J’ai mis sept ans à écrire ce livre. D’abord parce qu’il m’a fallu du temps pour le digérer et le rendre transmissible. Mais aussi parce que je l’ai écrit en plusieurs étapes. La première version du roman s’appelait Jusqu’à ce que vie s’ensuive et s’adressait aux adultes. C’était un énorme pudding, une sorte de monstre de Frankenstein dans lequel j’avais voulu mettre trop de choses ; le manuscrit a d’ailleurs été refusé partout. Je voulais le retravailler mais je ne savais pas par quel bout le prendre. Et puis une amie l’a lu et m’a dit : « Et si tu t’adressais plutôt aux adolescents ? ». Pourquoi n’y avais-je pas pensé plus tôt ? J’avais l’âge d’Aubin quand ma mère est morte. C’est aux jeunes qu’il fallait évoquer le problème du suicide ; ce sont eux, les plus concernés. J’ai donc énormément élagué et je n’ai conservé que la trame essentielle : l’histoire de ce jeune dont la mère se suicide et qui cherche à en comprendre la raison. J’ai supprimé de nombreux personnages et fait subir au récit un régime drastique : je l’ai réduit au tiers de son poids ! C’est peut-être pour ça qu’il paraît un peu dense…
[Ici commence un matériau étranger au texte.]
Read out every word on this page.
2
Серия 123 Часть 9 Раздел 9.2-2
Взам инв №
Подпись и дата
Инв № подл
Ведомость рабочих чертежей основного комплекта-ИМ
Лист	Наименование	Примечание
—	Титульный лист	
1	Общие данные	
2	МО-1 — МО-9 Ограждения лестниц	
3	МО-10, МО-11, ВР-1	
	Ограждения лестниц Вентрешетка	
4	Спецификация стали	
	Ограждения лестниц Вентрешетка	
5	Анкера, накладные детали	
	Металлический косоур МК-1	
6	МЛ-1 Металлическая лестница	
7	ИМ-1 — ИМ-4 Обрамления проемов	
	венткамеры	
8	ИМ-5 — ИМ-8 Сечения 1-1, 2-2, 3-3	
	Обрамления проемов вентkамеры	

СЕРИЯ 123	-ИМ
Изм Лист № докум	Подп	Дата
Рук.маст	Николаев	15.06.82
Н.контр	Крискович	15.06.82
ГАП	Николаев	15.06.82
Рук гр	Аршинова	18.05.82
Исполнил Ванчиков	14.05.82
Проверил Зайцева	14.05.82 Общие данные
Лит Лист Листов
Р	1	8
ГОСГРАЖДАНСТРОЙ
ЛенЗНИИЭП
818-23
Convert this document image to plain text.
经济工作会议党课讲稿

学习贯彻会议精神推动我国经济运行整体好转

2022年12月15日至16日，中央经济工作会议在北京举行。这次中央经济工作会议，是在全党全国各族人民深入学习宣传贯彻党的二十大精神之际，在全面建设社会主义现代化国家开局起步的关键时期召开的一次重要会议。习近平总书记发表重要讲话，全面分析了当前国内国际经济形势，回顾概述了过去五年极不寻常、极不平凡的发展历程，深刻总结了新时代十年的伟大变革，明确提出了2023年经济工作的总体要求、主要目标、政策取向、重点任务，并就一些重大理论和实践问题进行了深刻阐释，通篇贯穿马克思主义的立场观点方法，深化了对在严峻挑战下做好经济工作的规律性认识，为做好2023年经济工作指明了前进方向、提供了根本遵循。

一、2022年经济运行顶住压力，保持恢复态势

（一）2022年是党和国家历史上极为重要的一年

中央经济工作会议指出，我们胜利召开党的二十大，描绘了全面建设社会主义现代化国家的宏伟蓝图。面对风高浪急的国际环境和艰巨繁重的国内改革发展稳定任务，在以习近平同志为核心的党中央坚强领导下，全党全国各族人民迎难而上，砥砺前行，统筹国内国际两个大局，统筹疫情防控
ADO-LiVRES : Les auteurs prétendent volontiers que leurs romans n’ont pas pour but de faire passer un message aux lecteurs. Est-ce aussi votre cas ou, au contraire, revendiquez-vous la portée morale de ce texte ?

S’il n’y avait qu’un message, ce serait que malgré tout, la vie s’accroche et finit toujours par reprendre le dessus. Je me souviens d’un passage de Et la vie continue, un film d’Abbas Kiarostami, tourné en Iran après le violent tremblement de terre de 1990, dans un décor bien réel. Il y a une scène extraordinaire où des rescapés installent un poste de télévision sur des gravats et improvisent une antenne de fortune avec des bouts de ferraille pour pouvoir suivre… un match de foot ! On voyait ces images incroyables où, en dépit du chaos, du dénuement, de la famine et de la mort, les villageois avaient été rattrapés par la vie et se retrouvaient à parler coups francs et penalties sur les décombres de leurs maisons. C’est sans doute ce message que j’espère avoir fait passer avec mon roman. Cette idée un peu dingue, mais belle, que la vie est une drôle de plante. Elle pousse parfois dans des lieux arides, au beau milieu du désert…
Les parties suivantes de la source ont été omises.